Feedback on my peer’s outline Essay Example

After reading through James’ work, there are a few areas I have noted and would like to comment on to enable him move forward with his project. First, James successfully identifies a clear thesis that explains an argument about the topic on hunting he outlines. The author argues that hunting is beneficial and he goes ahead to state some of the benefits of hunting which I consider to be good effort. Secondly, the author used credible sources to support his thesis and the claims made in the outline. The author consistently cited his work by use of different and relevant journal articles, clearly indicating the author(s) and year of publication. Additionally, he recognized these sources by listing them down after the outline as works cited.

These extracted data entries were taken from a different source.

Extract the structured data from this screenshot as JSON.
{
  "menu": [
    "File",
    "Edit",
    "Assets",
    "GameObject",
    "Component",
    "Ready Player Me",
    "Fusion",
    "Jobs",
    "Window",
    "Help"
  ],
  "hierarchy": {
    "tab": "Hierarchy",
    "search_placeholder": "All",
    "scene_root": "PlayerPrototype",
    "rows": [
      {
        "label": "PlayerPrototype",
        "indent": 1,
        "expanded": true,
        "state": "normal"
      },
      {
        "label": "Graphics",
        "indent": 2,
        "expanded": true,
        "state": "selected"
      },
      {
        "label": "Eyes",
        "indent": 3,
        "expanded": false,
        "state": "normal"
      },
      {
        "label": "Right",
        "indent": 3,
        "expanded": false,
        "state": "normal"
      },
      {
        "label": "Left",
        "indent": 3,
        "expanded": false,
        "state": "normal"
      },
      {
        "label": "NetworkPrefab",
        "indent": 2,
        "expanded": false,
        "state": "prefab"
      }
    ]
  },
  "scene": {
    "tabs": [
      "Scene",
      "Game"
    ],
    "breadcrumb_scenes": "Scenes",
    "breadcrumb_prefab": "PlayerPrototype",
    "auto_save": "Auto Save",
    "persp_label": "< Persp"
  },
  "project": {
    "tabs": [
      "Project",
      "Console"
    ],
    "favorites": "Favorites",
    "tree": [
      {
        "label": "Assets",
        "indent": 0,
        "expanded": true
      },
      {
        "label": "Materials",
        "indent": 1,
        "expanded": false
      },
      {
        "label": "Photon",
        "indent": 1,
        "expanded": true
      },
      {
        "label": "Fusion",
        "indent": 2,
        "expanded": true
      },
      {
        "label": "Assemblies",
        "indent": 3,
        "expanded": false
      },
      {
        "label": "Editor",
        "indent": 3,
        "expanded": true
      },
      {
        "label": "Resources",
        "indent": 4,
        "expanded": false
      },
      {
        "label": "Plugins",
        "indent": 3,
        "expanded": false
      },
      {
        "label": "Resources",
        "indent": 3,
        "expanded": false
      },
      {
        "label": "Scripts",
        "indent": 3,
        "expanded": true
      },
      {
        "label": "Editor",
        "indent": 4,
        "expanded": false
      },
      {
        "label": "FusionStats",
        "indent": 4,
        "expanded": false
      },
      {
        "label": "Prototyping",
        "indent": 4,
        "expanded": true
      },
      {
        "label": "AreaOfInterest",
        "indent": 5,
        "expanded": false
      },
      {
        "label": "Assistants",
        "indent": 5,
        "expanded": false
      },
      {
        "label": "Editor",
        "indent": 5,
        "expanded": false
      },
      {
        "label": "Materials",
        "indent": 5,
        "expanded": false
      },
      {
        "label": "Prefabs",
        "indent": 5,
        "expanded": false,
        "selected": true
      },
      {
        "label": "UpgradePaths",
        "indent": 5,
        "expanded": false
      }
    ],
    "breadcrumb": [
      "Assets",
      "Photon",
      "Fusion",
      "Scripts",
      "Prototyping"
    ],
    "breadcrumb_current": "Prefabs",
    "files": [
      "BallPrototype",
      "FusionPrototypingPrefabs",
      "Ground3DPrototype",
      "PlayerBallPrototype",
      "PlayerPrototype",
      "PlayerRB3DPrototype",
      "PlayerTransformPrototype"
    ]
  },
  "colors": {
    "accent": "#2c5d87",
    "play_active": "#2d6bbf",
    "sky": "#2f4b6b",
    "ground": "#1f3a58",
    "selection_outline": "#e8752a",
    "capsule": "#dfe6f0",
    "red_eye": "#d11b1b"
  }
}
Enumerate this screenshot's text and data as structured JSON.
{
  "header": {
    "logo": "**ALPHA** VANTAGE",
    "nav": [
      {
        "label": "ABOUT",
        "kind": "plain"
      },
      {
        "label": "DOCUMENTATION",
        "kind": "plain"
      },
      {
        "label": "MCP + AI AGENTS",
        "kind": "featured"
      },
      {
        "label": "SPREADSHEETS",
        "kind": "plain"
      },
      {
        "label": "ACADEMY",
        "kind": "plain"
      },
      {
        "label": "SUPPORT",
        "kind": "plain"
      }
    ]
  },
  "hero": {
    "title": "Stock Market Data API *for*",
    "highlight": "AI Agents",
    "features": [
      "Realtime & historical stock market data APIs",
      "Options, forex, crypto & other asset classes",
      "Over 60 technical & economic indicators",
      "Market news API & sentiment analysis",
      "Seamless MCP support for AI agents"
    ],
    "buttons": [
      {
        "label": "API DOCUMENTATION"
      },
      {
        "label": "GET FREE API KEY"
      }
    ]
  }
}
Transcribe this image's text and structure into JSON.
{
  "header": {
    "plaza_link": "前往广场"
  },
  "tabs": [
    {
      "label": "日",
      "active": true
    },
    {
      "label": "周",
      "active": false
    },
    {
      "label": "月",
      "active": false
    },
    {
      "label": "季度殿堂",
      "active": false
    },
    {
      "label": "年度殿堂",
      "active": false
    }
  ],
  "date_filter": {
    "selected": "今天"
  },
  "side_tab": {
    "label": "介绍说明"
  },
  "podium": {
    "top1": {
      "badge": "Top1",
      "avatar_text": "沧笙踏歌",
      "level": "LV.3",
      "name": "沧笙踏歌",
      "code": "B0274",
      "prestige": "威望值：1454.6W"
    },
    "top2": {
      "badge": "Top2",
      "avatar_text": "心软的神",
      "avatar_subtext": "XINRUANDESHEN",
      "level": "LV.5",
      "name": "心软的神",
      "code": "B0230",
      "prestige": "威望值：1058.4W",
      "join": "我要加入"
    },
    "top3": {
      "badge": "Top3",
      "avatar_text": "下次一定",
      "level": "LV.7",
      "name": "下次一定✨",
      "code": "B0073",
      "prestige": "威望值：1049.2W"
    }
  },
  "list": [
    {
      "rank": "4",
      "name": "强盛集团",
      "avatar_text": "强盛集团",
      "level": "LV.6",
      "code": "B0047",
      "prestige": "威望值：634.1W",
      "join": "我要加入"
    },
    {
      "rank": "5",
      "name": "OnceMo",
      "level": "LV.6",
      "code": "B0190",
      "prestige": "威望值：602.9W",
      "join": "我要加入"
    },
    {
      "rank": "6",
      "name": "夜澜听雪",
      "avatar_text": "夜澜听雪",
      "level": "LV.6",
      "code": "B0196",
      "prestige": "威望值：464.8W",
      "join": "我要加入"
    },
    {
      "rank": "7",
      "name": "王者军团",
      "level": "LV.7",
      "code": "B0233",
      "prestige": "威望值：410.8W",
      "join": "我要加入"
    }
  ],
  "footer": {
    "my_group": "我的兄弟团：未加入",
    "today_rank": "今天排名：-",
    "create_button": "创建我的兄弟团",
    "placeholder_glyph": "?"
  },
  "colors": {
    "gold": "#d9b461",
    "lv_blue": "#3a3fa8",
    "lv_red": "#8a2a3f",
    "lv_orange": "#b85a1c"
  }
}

However, the author did not demonstrate an effective use of transitions and cohesive thought as he wrote the outline, which makes the points appear disconnected. Probably it is so because it is an outline but I would expect the author to use some transitions to improve the flow of information. Additionally, although the thesis itself is clear, the outline lacks an informed and logical counterargument of the presented points. The author should try to make the audience belief that he understands the topic very well by making some counterarguments.

Conclusively, the author did a good work in writing the outline. His thesis is clear and he used credible sources to support it and any claims made. This has really impressed me. What the author can do is to make the work flow by use of transitions. Generally, the work is well organized and interesting to read.